05/17/2022
“The generally-agreed-upon story goes like this: Thornton Prince III—a “roamer” according to his grand-niece—came home late one evening, which, in and of itself, was nothing new. Prince was a handsome man, lanky and long-armed, but well put together thanks to the years of manual labor he’d endured as a sharecropper’s son.
Prince’s rampant carousing had aroused the ire of his girlfriend(s) before, but this time it sparked a fire he couldn’t contain. His girlfriend at the time had heard it all before: the excuses, the fact-fudging, the flat-out falsehoods. Finally she decided enough was enough, and began to hatch a plan that would focus his wandering eyes.

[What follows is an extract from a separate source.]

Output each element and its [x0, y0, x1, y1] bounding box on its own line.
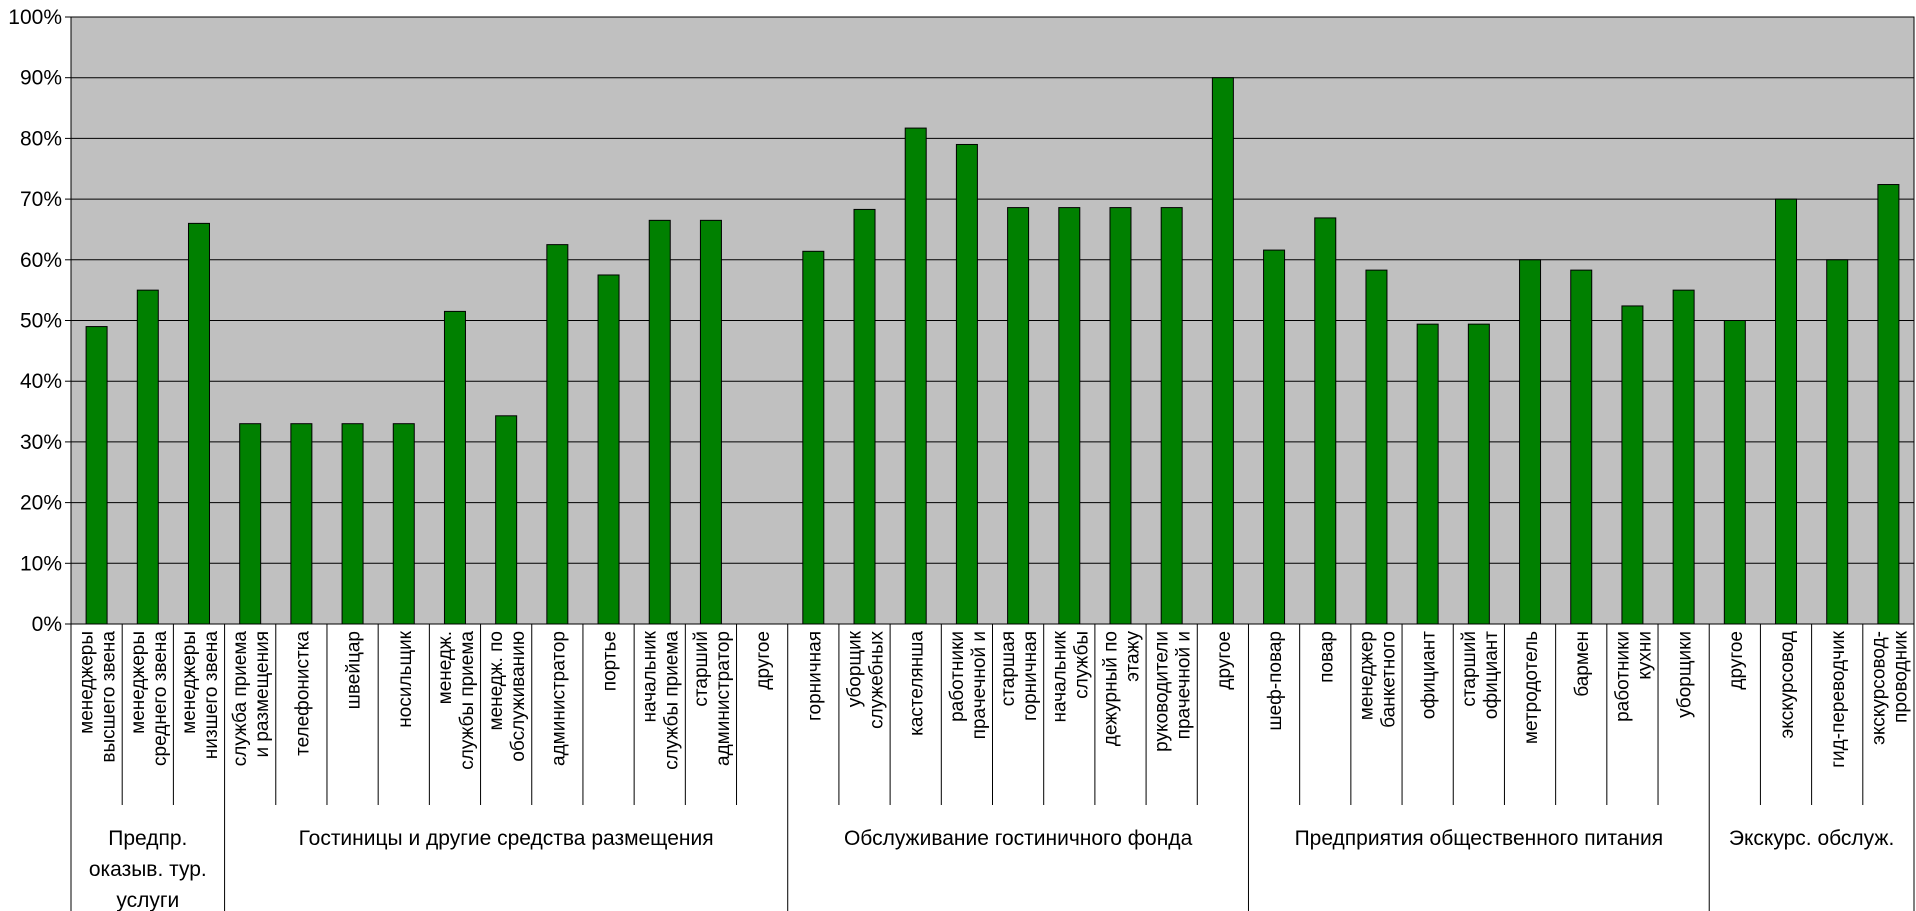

Exhausted by it all, and bent on revenge, she set about her kitchen, eyeing the options. Knives were a no-go. But there are other ways to hurt a man, we can imagine her thinking, and if the way to a man’s heart is indeed through his stomach, then maybe it was high time to make his burn.
There’s an old axiom that revenge is a dish best served cold. Prince’s girlfriend took the opposite tact. Sometime the next morning, she made him his favorite, a fried chicken breakfast. Only she knows exactly the process she went through to spice the bird to the point where it caused pain worthy of a punishment, but suffice it to say that it involved a heaping helping of cayenne pepper. The goal was to light him up, make him feel as red-hot as her heretofore-repressed rage.
Then a weird thing happened: He liked it. He loved it, in fact. He loved it so much that he immediately set about attempts to replicate it.”